According to a recent article in the Journal of Urology, earlier treatment with a radical prostatectomy may improve long-term outcomes in patients who develop metastatic prostate cancer; however, further trials that directly compare different treatment regimens are warranted.
The prostate is a male sex gland that is located between the bladder and the rectum and is responsible for creating a component of semen. Localized prostate cancer refers to cancer that has not spread from its site of origin. Several treatment options exist for patients with prostate cancer, including watchful waiting, surgical removal of the prostate (radical prostatectomy), radiation therapy, cryosurgery and/or hormone therapy. Metastatic prostate cancer refers to cancer that has spread to distant sites in the body. Treatment options for metastatic prostate cancer often include hormonal therapy and/or chemotherapy. Researchers are beginning to directly compare different treatment modalities in patients with different stages of prostate cancer in order to determine optimal therapeutic regimens.

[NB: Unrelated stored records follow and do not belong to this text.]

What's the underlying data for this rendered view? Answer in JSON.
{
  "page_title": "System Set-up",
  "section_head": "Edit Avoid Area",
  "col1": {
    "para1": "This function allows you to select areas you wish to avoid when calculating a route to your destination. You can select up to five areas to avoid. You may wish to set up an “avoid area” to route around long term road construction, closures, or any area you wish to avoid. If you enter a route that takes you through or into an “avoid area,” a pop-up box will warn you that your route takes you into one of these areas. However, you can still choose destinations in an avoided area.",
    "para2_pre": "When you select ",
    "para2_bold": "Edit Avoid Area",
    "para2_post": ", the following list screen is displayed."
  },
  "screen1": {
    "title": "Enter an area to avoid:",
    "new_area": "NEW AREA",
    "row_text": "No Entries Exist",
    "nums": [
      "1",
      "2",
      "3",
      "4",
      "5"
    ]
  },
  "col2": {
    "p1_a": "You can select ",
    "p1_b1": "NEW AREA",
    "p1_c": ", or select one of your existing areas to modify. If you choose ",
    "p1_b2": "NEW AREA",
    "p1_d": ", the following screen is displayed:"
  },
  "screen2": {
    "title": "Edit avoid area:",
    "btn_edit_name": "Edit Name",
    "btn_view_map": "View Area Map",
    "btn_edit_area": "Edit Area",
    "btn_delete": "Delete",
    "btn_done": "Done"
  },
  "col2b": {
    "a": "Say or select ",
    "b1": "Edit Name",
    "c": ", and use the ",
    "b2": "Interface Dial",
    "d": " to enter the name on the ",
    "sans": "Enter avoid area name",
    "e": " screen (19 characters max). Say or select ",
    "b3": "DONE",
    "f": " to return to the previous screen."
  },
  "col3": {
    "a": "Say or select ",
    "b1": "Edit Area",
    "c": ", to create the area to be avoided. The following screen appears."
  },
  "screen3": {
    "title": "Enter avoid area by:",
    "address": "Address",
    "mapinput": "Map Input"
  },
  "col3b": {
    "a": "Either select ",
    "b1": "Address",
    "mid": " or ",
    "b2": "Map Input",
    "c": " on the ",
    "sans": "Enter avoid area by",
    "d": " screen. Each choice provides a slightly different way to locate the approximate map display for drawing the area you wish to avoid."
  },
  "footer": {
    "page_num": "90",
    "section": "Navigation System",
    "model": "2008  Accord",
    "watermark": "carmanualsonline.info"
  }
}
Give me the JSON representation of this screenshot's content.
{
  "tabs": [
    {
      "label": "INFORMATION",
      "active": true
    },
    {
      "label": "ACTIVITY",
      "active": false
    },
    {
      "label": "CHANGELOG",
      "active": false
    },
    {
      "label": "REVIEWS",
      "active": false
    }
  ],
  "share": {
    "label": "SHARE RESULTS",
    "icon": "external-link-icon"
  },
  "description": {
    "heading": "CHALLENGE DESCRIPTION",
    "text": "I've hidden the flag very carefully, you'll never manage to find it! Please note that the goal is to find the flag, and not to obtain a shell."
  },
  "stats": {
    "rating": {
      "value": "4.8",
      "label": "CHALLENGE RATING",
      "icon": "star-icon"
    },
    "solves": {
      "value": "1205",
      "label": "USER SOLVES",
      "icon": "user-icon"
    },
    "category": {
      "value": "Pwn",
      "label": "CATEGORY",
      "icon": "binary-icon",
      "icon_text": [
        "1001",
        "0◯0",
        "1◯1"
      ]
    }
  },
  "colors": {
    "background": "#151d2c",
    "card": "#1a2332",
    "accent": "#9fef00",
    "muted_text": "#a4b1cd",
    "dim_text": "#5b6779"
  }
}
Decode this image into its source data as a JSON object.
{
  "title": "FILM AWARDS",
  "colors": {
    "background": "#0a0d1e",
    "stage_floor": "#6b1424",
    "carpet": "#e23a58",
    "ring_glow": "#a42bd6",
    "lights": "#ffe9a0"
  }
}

Researchers from the Southwest Oncology Group Study (SWOG) conducted a clinical trial to assess different hormonal therapeutic regimens in over 1,000 men with metastatic prostate cancer. During the trial, the researchers assessed several variables which may have affected survival besides the different hormonal therapies being evaluated. They discovered that men who had previously received a radical prostatectomy had an approximate 30% reduced risk of death than men who had previously undergone other treatment modalities. Furthermore, men who had previously received radiation therapy and men who had received no previous therapy were at a higher risk of death than men who had received a prostatectomy.
These researchers state that these secondary findings appear to indicate that patients who are treated earlier in their disease with a radical prostatectomy, compared to radiation therapy or watchful waiting, may have an improved survival even though their cancer has metastasized. However, the researchers also warn that this data needs to be confirmed through future clinical trials directly comparing the two treatment strategies, as patient and/or disease characteristics may have varied between the groups of men who received different treatment. The implications of these results, if confirmed, may lead to more aggressive surgical treatment in patients with early-stage prostate cancer. Patients with prostate cancer may wish to discuss the results of this study with their physician as well as the risks and benefits of participating in a clinical trial further comparing different treatment modalities. Two sources of information regarding ongoing clinical trials include the National Cancer Institute (cancer.gov) and www.eCancerTrials.com. eCancerTrials.com also provides personalized clinical trial searches on behalf of patients.
Reference: Thompson I, Tangen C, Basler J, et al. Impact of previous local treatment for prostate cancer on subsequent metastatic disease.
The Journal of Urology. 2002;168:1008-1012.